2014 has been a fantastic year for British Comedy, and The British Comedy Awards exists to showcase a large proportion of that to the public.
Last year’s post about the British Comedy Awards ceremony was largely negative, as a result of the production rather than the comedy being nominated and awarded. The show was aired live, which meant that mistakes could not be hidden and the timing issues were obvious, with some speeches having to be cut short which seemed outrageous. This year, however, the programme aired on Channel 4 on December 17th, rather than live, on December 16th, which meant the whole affair appeared far more professional and respectable, if a little fake, to the television audience.

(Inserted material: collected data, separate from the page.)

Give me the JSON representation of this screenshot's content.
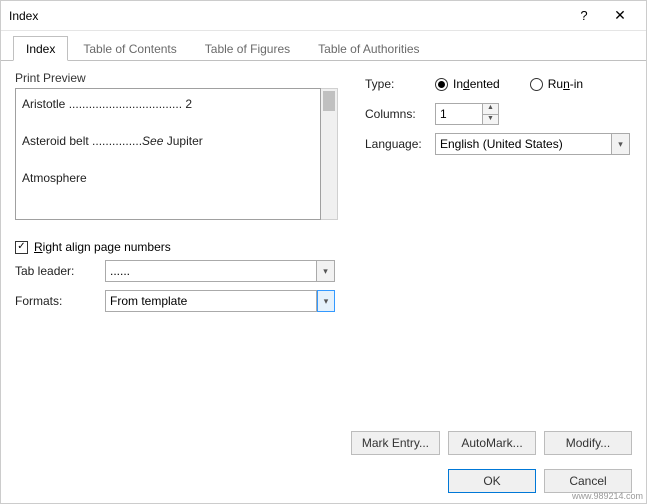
{
  "dialog": {
    "title": "Index",
    "help_symbol": "?",
    "close_symbol": "✕"
  },
  "tabs": {
    "t0": "Index",
    "t1": "Table of Contents",
    "t2": "Table of Figures",
    "t3": "Table of Authorities"
  },
  "preview": {
    "label": "Print Preview",
    "line1_text": "Aristotle",
    "line1_leader": " .................................. ",
    "line1_page": "2",
    "line2_text": "Asteroid belt",
    "line2_leader": " ...............",
    "line2_see": "See",
    "line2_ref": " Jupiter",
    "line3_text": "Atmosphere"
  },
  "options": {
    "type_label": "Type:",
    "type_indented_prefix": "In",
    "type_indented_u": "d",
    "type_indented_suffix": "ented",
    "type_runin_prefix": "Ru",
    "type_runin_u": "n",
    "type_runin_suffix": "-in",
    "columns_label": "Columns:",
    "columns_value": "1",
    "language_label": "Language:",
    "language_value": "English (United States)"
  },
  "lower": {
    "right_align_prefix": "",
    "right_align_u": "R",
    "right_align_suffix": "ight align page numbers",
    "right_align_checked": "✓",
    "tab_leader_label": "Tab leader:",
    "tab_leader_value": "......",
    "formats_label": "Formats:",
    "formats_value": "From template"
  },
  "buttons": {
    "mark_entry": "Mark Entry...",
    "automark": "AutoMark...",
    "modify": "Modify...",
    "ok": "OK",
    "cancel": "Cancel"
  },
  "watermark": "www.989214.com"
}
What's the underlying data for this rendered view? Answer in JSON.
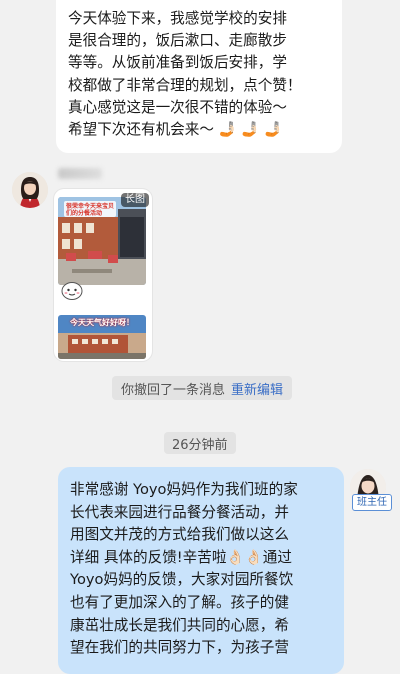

It was a delight to see the wonderful Harry Enfield receive three awards (individually for Best TV Comedy Actor and teamed with Paul Whitehouse (Harry & Paul) for Best Sketch Show and Best Comedy Moment). Katherine Parkinson (The IT Crowd) also won Best TV Comedy Actress, which I think is incredibly well-deserved and so endearing to see how shocked she was to be recognised. Matt Berry was nominated for a whopping six awards, though he lost to Nick Helm for Best Comedy Breakthrough Artist, which is just as it should be seeing as Berry has been a television comic for over a decade. I’m a big fan of Berry’s Toast of London; it was great to see such a strange style of sitcom win an award for once.
The person I was most pleased to see win an award was certainly Aisling Bea, who won Best Female TV Comic. Seeing this absolute ray of sunshine crawl onto stage in her dress and heels and inadvertently turn herself into a “hospital DJ,” made me laugh so much and just proved that Aisling is a funny woman through and through. I am unbelievably pleased for her and can’t wait to see what this award does for her career in the coming year. Another beautiful moment was hearing an emotional speech from Brendan O’Carroll (Mrs Brown’s Boys), who was rightly awarded with the Writers’ Guild of Great Britain Award.
It’s easy to be cynical whilst watching such a grandiose display of wealth and status, and there were times throughout the production where I did feel like the spirit of British Comedy was being exploited, but, unlike Stewart Lee, I chose to ignore that this year. From the position of a viewer rather than a performer, I can see that The British Comedy Awards gives comics a platform to boost their careers or give them recognition for their lifetime achievements, and that can only be a good thing in my opinion, however unfair you believe the results to be. Out of the nominees for King or Queen of Comedy, however, Greg Davies will always win in the end.
I think my favourite part of the whole affair was hearing Tulisa say “I’m a big comedy fan.” Yes, that part made me laugh the most.